Many of us want to play it that way. But GBX have stubbornly refused to loosen the leash on inventory space. It was with some dismay that I discovered that both the bank and backpack space had been reduced from BL1 to BL2. You’d think that all the clamor for more would have been met with some give, rather than a move in the wrong direction.
The result of this clash between what they want to give us and what we demand is the awkward system of mules–characters created for the sole purpose of storing gear we want to keep, but can’t fit. It also means a significant amount of time wasted by forcing us to evaluate gear with numerous individual properties while away from the bank, the stash, the test range, and access to the mules. It also interrupts the flow of the game with needless tedium.
This has always been my main criticism of the Borderlands series. Gear is so diverse that it’s often a lengthy chore to determine which of two similar guns is better. Very rarely do all stats on a new piece of gear improve upon something you already have. The power may be better, but the loading speed is worse, as the simplest example. It’s not a quickie “keep this, drop that” decision, most of the time. The only good way to handle it is to provide ample storage space at all times, so that careful evaluation and choice of gear can be separated from heated gameplay sessions.
We need a little stat on each gun that is a measured calculation of it’s damage over 10 minutes. You could probably do it in a spreadsheet too.
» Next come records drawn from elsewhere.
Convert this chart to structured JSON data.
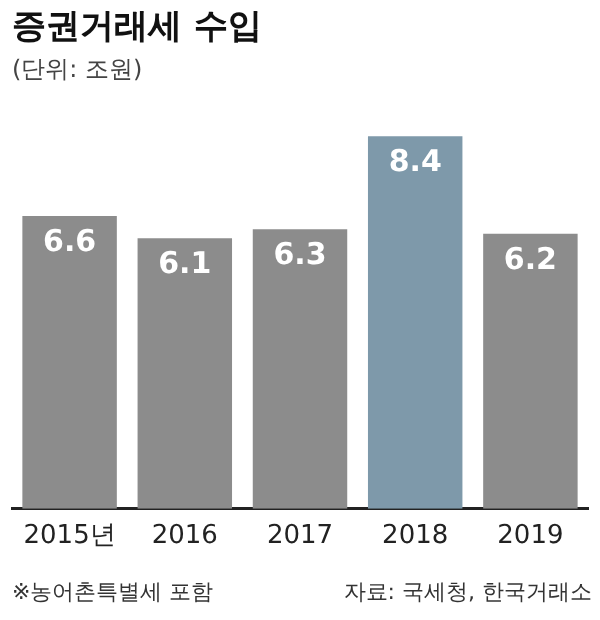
{
  "chart_data": {
    "type": "bar",
    "title": "증권거래세 수입",
    "subtitle": "(단위: 조원)",
    "categories": [
      "2015년",
      "2016",
      "2017",
      "2018",
      "2019"
    ],
    "values": [
      6.6,
      6.1,
      6.3,
      8.4,
      6.2
    ],
    "colors": [
      "#8c8c8c",
      "#8c8c8c",
      "#8c8c8c",
      "#7e99aa",
      "#8c8c8c"
    ],
    "tick_labels": "x",
    "grid": false,
    "legend": false,
    "data_labels": true,
    "annotations": [
      "※농어촌특별세 포함",
      "자료: 국세청, 한국거래소"
    ]
  }
}
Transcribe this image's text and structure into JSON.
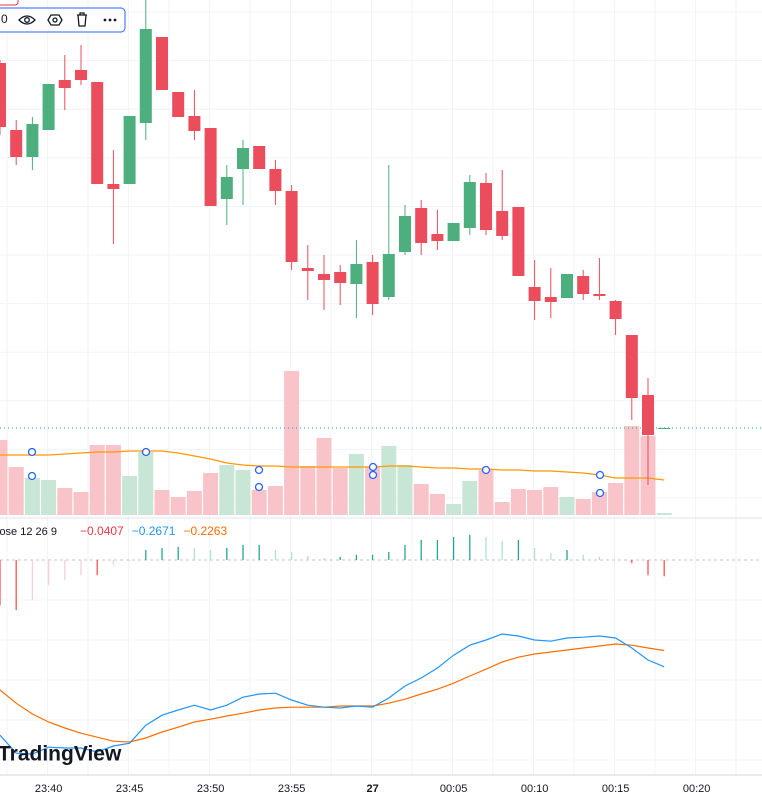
{
  "chart_data": {
    "type": "candlestick",
    "categories": [
      null,
      null,
      null,
      "23:40",
      null,
      null,
      null,
      null,
      "23:45",
      null,
      null,
      null,
      null,
      "23:50",
      null,
      null,
      null,
      null,
      "23:55",
      null,
      null,
      null,
      null,
      "27",
      null,
      null,
      null,
      null,
      "00:05",
      null,
      null,
      null,
      null,
      "00:10",
      null,
      null,
      null,
      null,
      "00:15",
      null,
      null,
      null,
      null,
      "00:20",
      null
    ],
    "open": [
      437,
      370,
      343,
      370,
      420,
      430,
      418,
      316,
      316,
      377,
      463,
      408,
      384,
      372,
      301,
      331,
      354,
      331,
      309,
      232,
      226,
      228,
      216,
      238,
      203,
      248,
      292,
      266,
      259,
      272,
      317,
      289,
      293,
      213,
      203,
      202,
      224,
      206,
      199,
      165,
      105,
      72,
      null,
      null,
      null
    ],
    "high": [
      440,
      380,
      383,
      416,
      445,
      455,
      418,
      350,
      384,
      500,
      463,
      408,
      410,
      372,
      335,
      360,
      354,
      340,
      315,
      255,
      245,
      235,
      260,
      245,
      335,
      295,
      300,
      290,
      277,
      325,
      327,
      330,
      293,
      240,
      232,
      226,
      230,
      242,
      200,
      165,
      122,
      72,
      null,
      null,
      null
    ],
    "low": [
      365,
      335,
      330,
      370,
      390,
      415,
      316,
      256,
      316,
      360,
      410,
      383,
      360,
      294,
      275,
      295,
      331,
      295,
      230,
      200,
      190,
      195,
      182,
      185,
      200,
      245,
      245,
      250,
      259,
      265,
      265,
      260,
      224,
      180,
      182,
      202,
      200,
      200,
      165,
      80,
      15,
      72,
      null,
      null,
      null
    ],
    "close": [
      373,
      343,
      376,
      416,
      412,
      420,
      316,
      311,
      384,
      471,
      410,
      383,
      369,
      294,
      323,
      352,
      331,
      309,
      238,
      229,
      220,
      217,
      236,
      196,
      246,
      284,
      257,
      259,
      277,
      318,
      270,
      264,
      224,
      199,
      198,
      226,
      206,
      204,
      181,
      102,
      65,
      72,
      null,
      null,
      null
    ],
    "ylim": [
      -15,
      500
    ],
    "up_color": "#4caf7d",
    "down_color": "#eb4d5c",
    "volume": {
      "values": [
        75,
        48,
        37,
        35,
        27,
        23,
        70,
        70,
        39,
        63,
        25,
        18,
        24,
        42,
        50,
        45,
        25,
        29,
        144,
        49,
        77,
        47,
        61,
        48,
        69,
        50,
        31,
        21,
        11,
        34,
        45,
        13,
        26,
        25,
        28,
        18,
        16,
        23,
        32,
        89,
        79,
        2,
        null,
        null,
        null
      ],
      "ma": [
        60,
        60,
        60,
        60,
        61,
        62,
        63,
        63,
        64,
        64,
        64,
        62,
        59,
        56,
        52,
        50,
        49,
        49,
        48,
        48,
        48,
        48,
        48,
        48,
        49,
        49,
        48,
        47,
        47,
        46,
        46,
        45,
        45,
        44,
        44,
        43,
        42,
        40,
        37,
        37,
        37,
        35,
        null,
        null,
        null
      ],
      "ylim": [
        0,
        515
      ],
      "up_color": "#c8e6d6",
      "down_color": "#f8c4ca",
      "ma_color": "#ff9800"
    },
    "macd": {
      "label": "lose 12 26 9",
      "readouts": [
        {
          "value": -0.0407,
          "label": "−0.0407",
          "color": "#f23645"
        },
        {
          "value": -0.2671,
          "label": "−0.2671",
          "color": "#2196f3"
        },
        {
          "value": -0.2263,
          "label": "−0.2263",
          "color": "#ff6d00"
        }
      ],
      "hist": [
        -0.113,
        -0.125,
        -0.1,
        -0.063,
        -0.05,
        -0.038,
        -0.038,
        -0.013,
        -0.003,
        0.025,
        0.03,
        0.033,
        0.03,
        0.025,
        0.03,
        0.038,
        0.038,
        0.025,
        0.02,
        0.01,
        0.005,
        0.008,
        0.013,
        0.013,
        0.02,
        0.038,
        0.05,
        0.05,
        0.058,
        0.063,
        0.058,
        0.048,
        0.05,
        0.03,
        0.018,
        0.025,
        0.013,
        0.008,
        0,
        -0.008,
        -0.038,
        -0.0407,
        null,
        null,
        null
      ],
      "macd": [
        -0.438,
        -0.483,
        -0.485,
        -0.468,
        -0.47,
        -0.47,
        -0.48,
        -0.465,
        -0.458,
        -0.413,
        -0.388,
        -0.375,
        -0.363,
        -0.375,
        -0.363,
        -0.343,
        -0.335,
        -0.333,
        -0.35,
        -0.363,
        -0.368,
        -0.37,
        -0.365,
        -0.368,
        -0.345,
        -0.315,
        -0.295,
        -0.27,
        -0.238,
        -0.213,
        -0.2,
        -0.185,
        -0.19,
        -0.2,
        -0.203,
        -0.195,
        -0.193,
        -0.19,
        -0.195,
        -0.22,
        -0.25,
        -0.2671,
        null,
        null,
        null
      ],
      "signal": [
        -0.325,
        -0.358,
        -0.385,
        -0.405,
        -0.42,
        -0.433,
        -0.443,
        -0.453,
        -0.455,
        -0.445,
        -0.43,
        -0.418,
        -0.405,
        -0.398,
        -0.39,
        -0.383,
        -0.375,
        -0.37,
        -0.368,
        -0.368,
        -0.368,
        -0.365,
        -0.365,
        -0.365,
        -0.358,
        -0.348,
        -0.335,
        -0.323,
        -0.308,
        -0.29,
        -0.273,
        -0.255,
        -0.243,
        -0.235,
        -0.23,
        -0.225,
        -0.22,
        -0.215,
        -0.21,
        -0.213,
        -0.22,
        -0.2263,
        null,
        null,
        null
      ],
      "ylim": [
        -0.5375,
        0.095
      ],
      "macd_color": "#2196f3",
      "signal_color": "#ff6d00"
    },
    "toolbar_text": "0",
    "watermark": "TradingView"
  }
}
Fire rate * Damage * number of times you can empty it’s magazine in 10 minutes. That third number is influenced by how long the reload time is, the fire rate and how big the magazine is.
136 dmg
5.0 fire rate
30 mag size
3 second reload
So it’s what, 6 seconds to empty the magazine? + 3 seconds to reload. So 9 seconds for a full loop. 10 minutes. 10 * 60 seconds. 600 / 9 = 66.66… times you can empty the clip. So, 136 * 30 * (600/9) = 272,000.
I don’t know. That’s the sort of idea I guess. Perhaps they would call it a gun rating and maybe they’d even change it based on range. In long range a gun with poor accuracy would lose points, but it might be fantastic in short range.
It’s a little more complicated than that due to elemental weapons and splash damage. If you want more detail, @Sljm has a post in the Loot and Weapons section on it.
Oh, and critical hit bonus - I forgot about critical hit bonus!